Premium
Hepatocyte expression of minichromosome maintenance protein‐2 predicts fibrosis progression after transplantation for chronic hepatitis C virus: A pilot study
Author(s) -
Marshall Aileen,
Rushbrook Simon,
Morris Lesley S.,
Scott Ian S.,
Vowler Sarah L.,
Davies Susan E.,
Coleman Nicholas,
Alexander Graeme
Publication year - 2005
Publication title -
liver transplantation
Language(s) - English
Resource type - Journals
SCImago Journal Rank - 1.814
H-Index - 150
eISSN - 1527-6473
pISSN - 1527-6465
DOI - 10.1002/lt.20347
Subject(s) - medicine , minichromosome , minichromosome maintenance , liver transplantation , fibrosis , chronic hepatitis , transplantation , hepatocyte , cancer research , hepatocyte growth factor , virology , virus , immunology , oncology , cancer , in vitro , biology , cell cycle , gene , genetics , receptor , control of chromosome duplication , genome
Although graft infection with hepatitis C virus (HCV) occurs in virtually all patients transplanted for HCV‐related liver disease, the outcome ranges from minimal disease to the rapid development of cirrhosis.
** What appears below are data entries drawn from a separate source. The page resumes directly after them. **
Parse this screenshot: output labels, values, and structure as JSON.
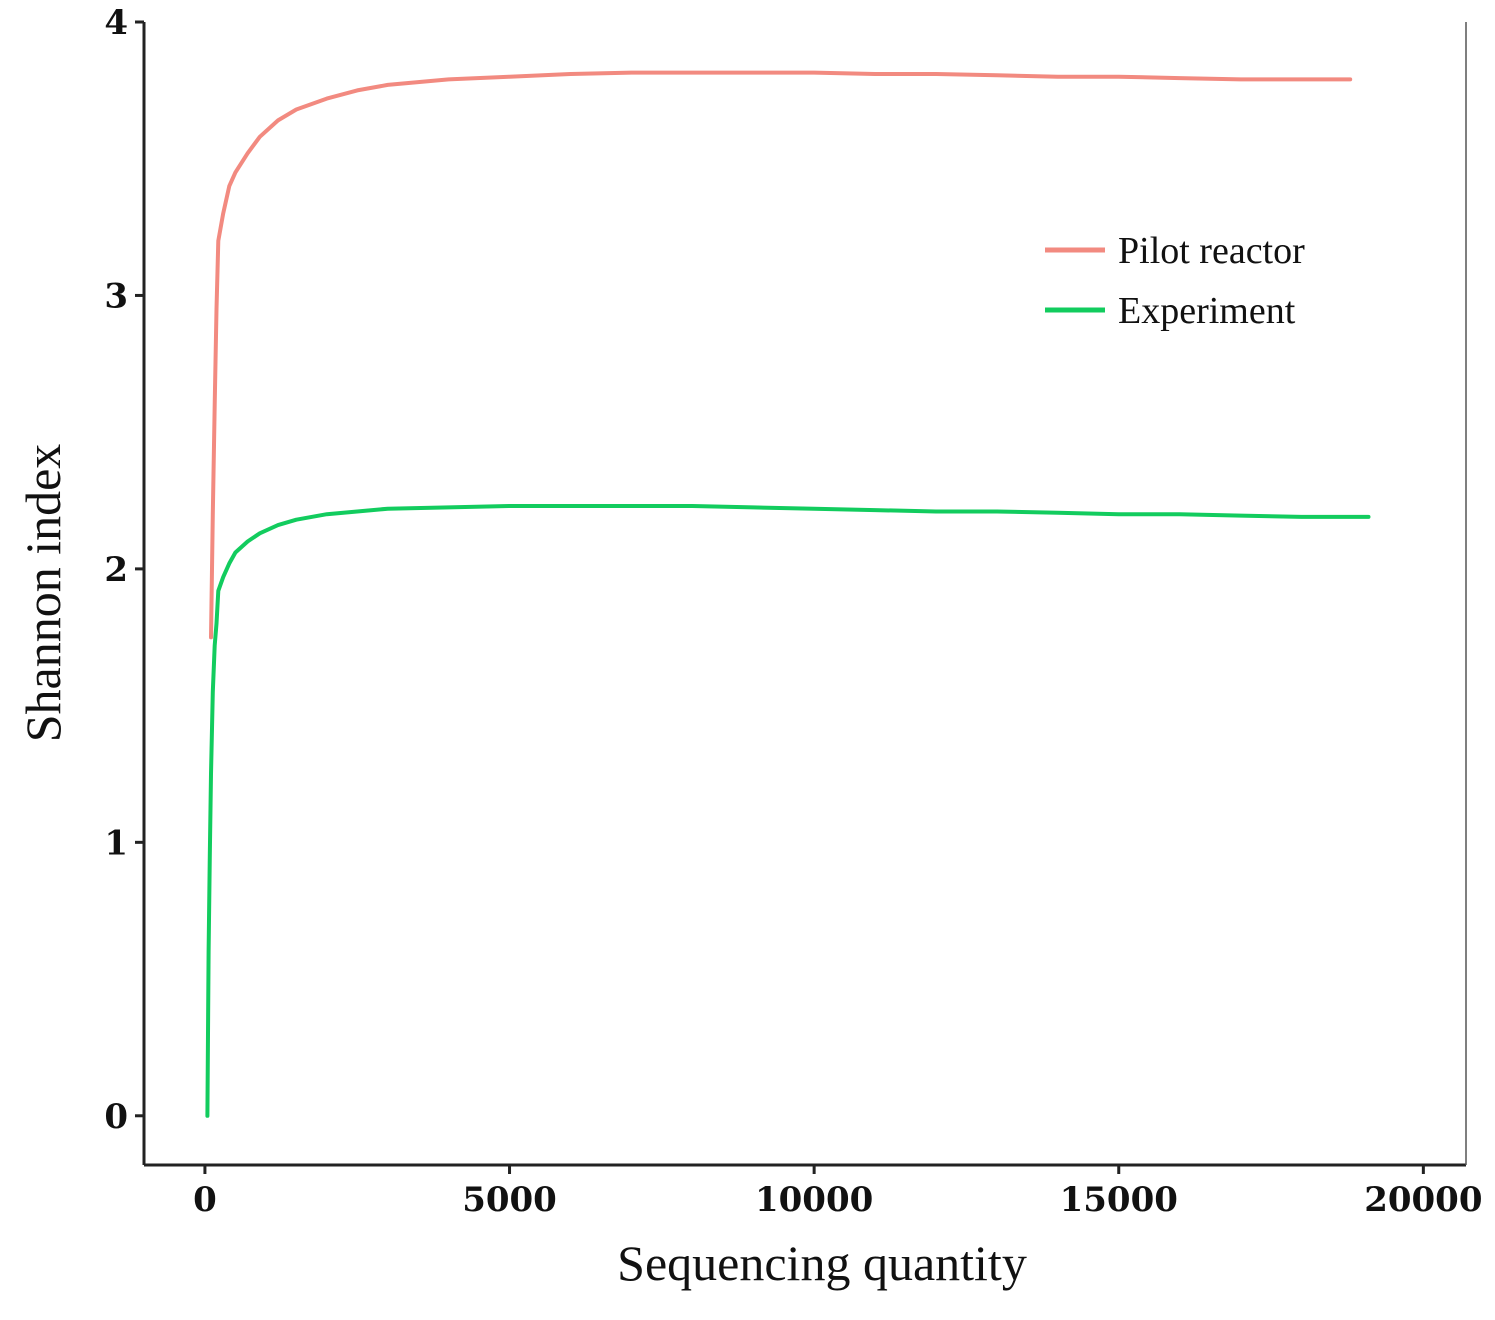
{
  "chart_data": {
    "type": "line",
    "title": "",
    "xlabel": "Sequencing quantity",
    "ylabel": "Shannon index",
    "xlim": [
      -1000,
      20700
    ],
    "ylim": [
      -0.18,
      4
    ],
    "xticks": [
      0,
      5000,
      10000,
      15000,
      20000
    ],
    "xtick_labels": [
      "0",
      "5000",
      "10000",
      "15000",
      "20000"
    ],
    "yticks": [
      0,
      1,
      2,
      3,
      4
    ],
    "ytick_labels": [
      "0",
      "1",
      "2",
      "3",
      "4"
    ],
    "grid": false,
    "legend_position": "top-right",
    "series": [
      {
        "name": "Pilot reactor",
        "color": "#f28a80",
        "x": [
          100,
          130,
          160,
          190,
          220,
          300,
          400,
          500,
          700,
          900,
          1200,
          1500,
          2000,
          2500,
          3000,
          4000,
          5000,
          6000,
          7000,
          8000,
          9000,
          10000,
          11000,
          12000,
          13000,
          14000,
          15000,
          16000,
          17000,
          18000,
          18800
        ],
        "y": [
          1.75,
          2.2,
          2.6,
          2.95,
          3.2,
          3.3,
          3.4,
          3.45,
          3.52,
          3.58,
          3.64,
          3.68,
          3.72,
          3.75,
          3.77,
          3.79,
          3.8,
          3.81,
          3.815,
          3.815,
          3.815,
          3.815,
          3.81,
          3.81,
          3.805,
          3.8,
          3.8,
          3.795,
          3.79,
          3.79,
          3.79
        ]
      },
      {
        "name": "Experiment",
        "color": "#12cc5e",
        "x": [
          40,
          50,
          60,
          80,
          100,
          130,
          160,
          190,
          220,
          300,
          400,
          500,
          700,
          900,
          1200,
          1500,
          2000,
          2500,
          3000,
          4000,
          5000,
          6000,
          7000,
          8000,
          9000,
          10000,
          11000,
          12000,
          13000,
          14000,
          15000,
          16000,
          17000,
          18000,
          19100
        ],
        "y": [
          0.0,
          0.3,
          0.6,
          0.95,
          1.25,
          1.55,
          1.72,
          1.8,
          1.92,
          1.97,
          2.02,
          2.06,
          2.1,
          2.13,
          2.16,
          2.18,
          2.2,
          2.21,
          2.22,
          2.225,
          2.23,
          2.23,
          2.23,
          2.23,
          2.225,
          2.22,
          2.215,
          2.21,
          2.21,
          2.205,
          2.2,
          2.2,
          2.195,
          2.19,
          2.19
        ]
      }
    ]
  }
}
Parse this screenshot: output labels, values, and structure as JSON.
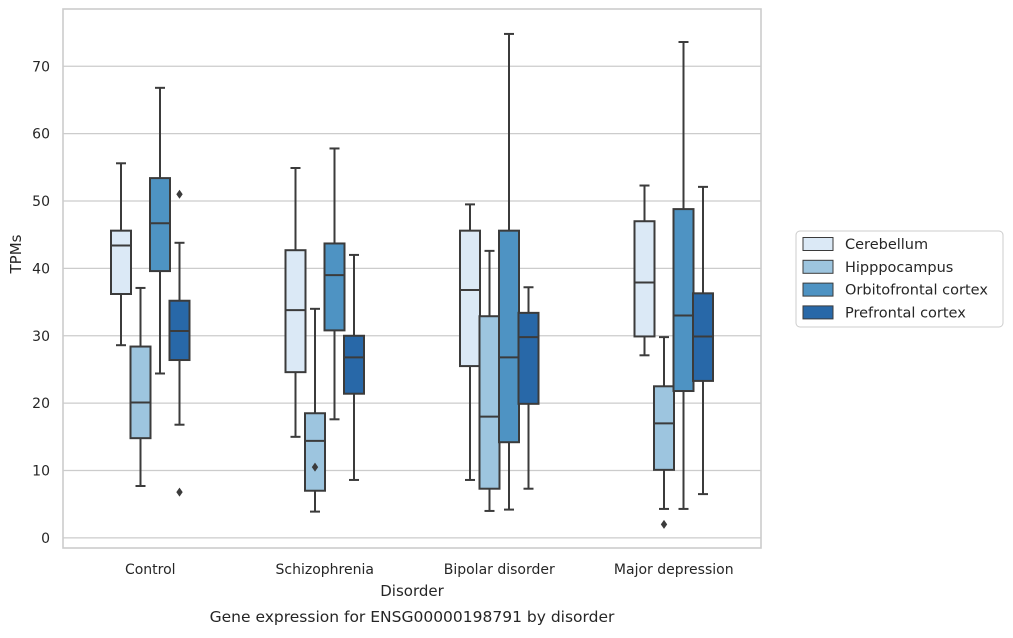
{
  "chart_data": {
    "type": "box",
    "caption": "Gene expression for ENSG00000198791 by disorder",
    "xlabel": "Disorder",
    "ylabel": "TPMs",
    "ylim": [
      -1.5,
      78.5
    ],
    "yticks": [
      0,
      10,
      20,
      30,
      40,
      50,
      60,
      70
    ],
    "grid": "horizontal",
    "legend_position": "right",
    "categories": [
      "Control",
      "Schizophrenia",
      "Bipolar disorder",
      "Major depression"
    ],
    "series": [
      {
        "name": "Cerebellum",
        "color": "#dbe9f6",
        "boxes": [
          {
            "whislo": 28.6,
            "q1": 36.2,
            "med": 43.4,
            "q3": 45.6,
            "whishi": 55.6,
            "fliers": []
          },
          {
            "whislo": 15.0,
            "q1": 24.6,
            "med": 33.8,
            "q3": 42.7,
            "whishi": 54.9,
            "fliers": []
          },
          {
            "whislo": 8.6,
            "q1": 25.5,
            "med": 36.8,
            "q3": 45.6,
            "whishi": 49.5,
            "fliers": []
          },
          {
            "whislo": 27.1,
            "q1": 29.9,
            "med": 37.9,
            "q3": 47.0,
            "whishi": 52.3,
            "fliers": []
          }
        ]
      },
      {
        "name": "Hipppocampus",
        "color": "#9dc5df",
        "boxes": [
          {
            "whislo": 7.7,
            "q1": 14.8,
            "med": 20.1,
            "q3": 28.4,
            "whishi": 37.1,
            "fliers": []
          },
          {
            "whislo": 3.9,
            "q1": 7.0,
            "med": 14.4,
            "q3": 18.5,
            "whishi": 34.0,
            "fliers": [
              10.5
            ]
          },
          {
            "whislo": 4.0,
            "q1": 7.3,
            "med": 18.0,
            "q3": 32.9,
            "whishi": 42.6,
            "fliers": []
          },
          {
            "whislo": 4.3,
            "q1": 10.1,
            "med": 17.0,
            "q3": 22.5,
            "whishi": 29.8,
            "fliers": [
              2.0
            ]
          }
        ]
      },
      {
        "name": "Orbitofrontal cortex",
        "color": "#4e93c3",
        "boxes": [
          {
            "whislo": 24.4,
            "q1": 39.6,
            "med": 46.7,
            "q3": 53.4,
            "whishi": 66.8,
            "fliers": []
          },
          {
            "whislo": 17.6,
            "q1": 30.8,
            "med": 39.0,
            "q3": 43.7,
            "whishi": 57.8,
            "fliers": []
          },
          {
            "whislo": 4.2,
            "q1": 14.2,
            "med": 26.8,
            "q3": 45.6,
            "whishi": 74.8,
            "fliers": []
          },
          {
            "whislo": 4.3,
            "q1": 21.8,
            "med": 33.0,
            "q3": 48.8,
            "whishi": 73.6,
            "fliers": []
          }
        ]
      },
      {
        "name": "Prefrontal cortex",
        "color": "#2868a8",
        "boxes": [
          {
            "whislo": 16.8,
            "q1": 26.4,
            "med": 30.7,
            "q3": 35.2,
            "whishi": 43.8,
            "fliers": [
              51.0,
              6.8
            ]
          },
          {
            "whislo": 8.6,
            "q1": 21.4,
            "med": 26.8,
            "q3": 30.0,
            "whishi": 42.0,
            "fliers": []
          },
          {
            "whislo": 7.3,
            "q1": 19.9,
            "med": 29.8,
            "q3": 33.4,
            "whishi": 37.2,
            "fliers": []
          },
          {
            "whislo": 6.5,
            "q1": 23.3,
            "med": 29.9,
            "q3": 36.3,
            "whishi": 52.1,
            "fliers": []
          }
        ]
      }
    ]
  }
}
Induction of hepatocyte cell cycle entry followed by inhibition of cell cycle progression has been proposed as a potential mechanism whereby HCV may cause hepatocyte dysfunction and may promote fibrogenesis. The aim of this study was to assess whether early hepatocyte cell cycle entry might predict subsequent fibrosis progression in patients with graft HCV infection after liver transplantation. Liver biopsies from 21 liver transplant recipients diagnostic of graft HCV infection but before development of significant fibrosis were studied. Patients were classed as nonprogressors, intermediate progressors, or rapid progressors according to the rate of fibrosis progression calculated from the most recent biopsy. Minichromosome maintenance protein 2 (Mcm‐2), a highly sensitive and specific marker of cell cycle entry, and cyclin‐dependent kinase inhibitor p21 were detected by immunohistochemistry. Hepatocyte Mcm‐2 expression increased significantly according to rate of fibrosis. For nonprogressors, the median percentage of positive hepatocytes was 5.3% (range, 0.92%‐11.2%) compared with 20.7% (4.6%‐43.7%) in intermediate progressors and 23.7% (11.6%‐55.2%) in rapid progressors ( P = 0.002). By contrast, there was no evidence of a difference in hepatocyte p21 expression. Median values and ranges were 3.4% (range, 1.1%‐30%), 13.3% (range, 1.4%‐42.3%), and 11.8% (range, 7.6%‐52.3%) for nonprogressors, intermediate progressors, and rapid progressors, respectively ( P = 0.11). In conclusion, hepatocyte cell cycle entry may be important in the pathogenesis of posttransplant HCV hepatitis. Early assessment of hepatocyte Mcm‐2 expression could help identify patients at high risk for progressive fibrosis before it occurs. (Liver Transpl 2005;11:427–433.)